Remark code N94 indicates a claim/service was denied as a more specific taxonomy code is needed for proper adjudication.
Remark code N94 indicates that the claim or service was denied because a more specific taxonomy code is required for adjudication. This means that the billing submission must include a more detailed classification of the provider's specialty or type of service provided to process the claim successfully.
Common causes of code N94 are:
1. Use of a general or broad taxonomy code when the payer requires a more specific code to determine the specialty or provider type for proper claim adjudication.
2. Submission of a claim with an outdated or incorrect taxonomy code that does not match the services provided.
3. Failure to update the provider's information with the payer to reflect a change in specialty or services that require a different taxonomy code.

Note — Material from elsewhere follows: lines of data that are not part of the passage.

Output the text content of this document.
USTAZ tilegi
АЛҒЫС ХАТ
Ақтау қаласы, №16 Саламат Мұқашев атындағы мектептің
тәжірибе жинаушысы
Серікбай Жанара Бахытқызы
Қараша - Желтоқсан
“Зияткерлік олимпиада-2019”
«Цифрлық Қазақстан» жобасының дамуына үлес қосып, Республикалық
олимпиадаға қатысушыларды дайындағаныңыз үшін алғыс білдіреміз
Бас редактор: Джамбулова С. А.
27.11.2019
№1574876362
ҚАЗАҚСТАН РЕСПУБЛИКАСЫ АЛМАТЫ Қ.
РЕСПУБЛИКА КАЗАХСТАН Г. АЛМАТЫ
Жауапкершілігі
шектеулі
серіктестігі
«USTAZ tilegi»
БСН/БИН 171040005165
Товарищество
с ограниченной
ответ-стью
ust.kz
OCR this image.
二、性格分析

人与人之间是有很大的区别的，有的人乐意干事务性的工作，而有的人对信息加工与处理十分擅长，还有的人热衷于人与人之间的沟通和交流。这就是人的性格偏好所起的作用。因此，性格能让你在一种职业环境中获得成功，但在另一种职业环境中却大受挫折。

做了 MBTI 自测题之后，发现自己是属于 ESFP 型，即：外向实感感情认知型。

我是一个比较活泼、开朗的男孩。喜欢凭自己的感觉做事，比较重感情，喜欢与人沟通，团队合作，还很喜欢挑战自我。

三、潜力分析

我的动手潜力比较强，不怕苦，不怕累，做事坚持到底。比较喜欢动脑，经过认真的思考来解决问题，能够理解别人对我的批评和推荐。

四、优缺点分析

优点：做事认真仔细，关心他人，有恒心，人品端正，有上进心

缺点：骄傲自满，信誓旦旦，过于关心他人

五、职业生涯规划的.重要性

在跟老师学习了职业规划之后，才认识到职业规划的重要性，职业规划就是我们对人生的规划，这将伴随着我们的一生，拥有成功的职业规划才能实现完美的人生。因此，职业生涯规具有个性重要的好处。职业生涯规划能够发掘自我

4. Lack of specificity in the taxonomy code that does not align with the current billing practices or payer's guidelines for the particular service or procedure.
5. Inadvertent selection of a default or placeholder taxonomy code that does not accurately represent the provider's credentials or the service rendered.
Ways to mitigate code N94 include ensuring that the billing staff is thoroughly trained on the use of taxonomy codes and their importance in the claims adjudication process. Implement a system of checks and balances to verify that the most specific and accurate taxonomy code is selected for each healthcare provider when submitting claims. Regularly review and update the provider's taxonomy codes in the National Provider Identifier (NPI) database to reflect their current specialty or subspecialty. Utilize coding resources and tools that can assist in identifying the most appropriate taxonomy codes based on the services provided. Additionally, conduct periodic audits of claims to identify patterns of denials related to taxonomy codes and address any issues promptly.
The steps to address code N94 involve reviewing the claim to identify the general taxonomy code that was used. Next, consult the provider's credentials and services rendered to determine the most specific and appropriate taxonomy code that accurately reflects the provider's specialty or subspecialty. Update the claim with this more specific taxonomy code. Once the claim has been corrected, resubmit it to the payer for adjudication. It's also advisable to document the changes made and monitor the resubmitted claim to ensure it is processed correctly. If the issue persists, contact the payer for further clarification on the specific taxonomy code they require for the service in question.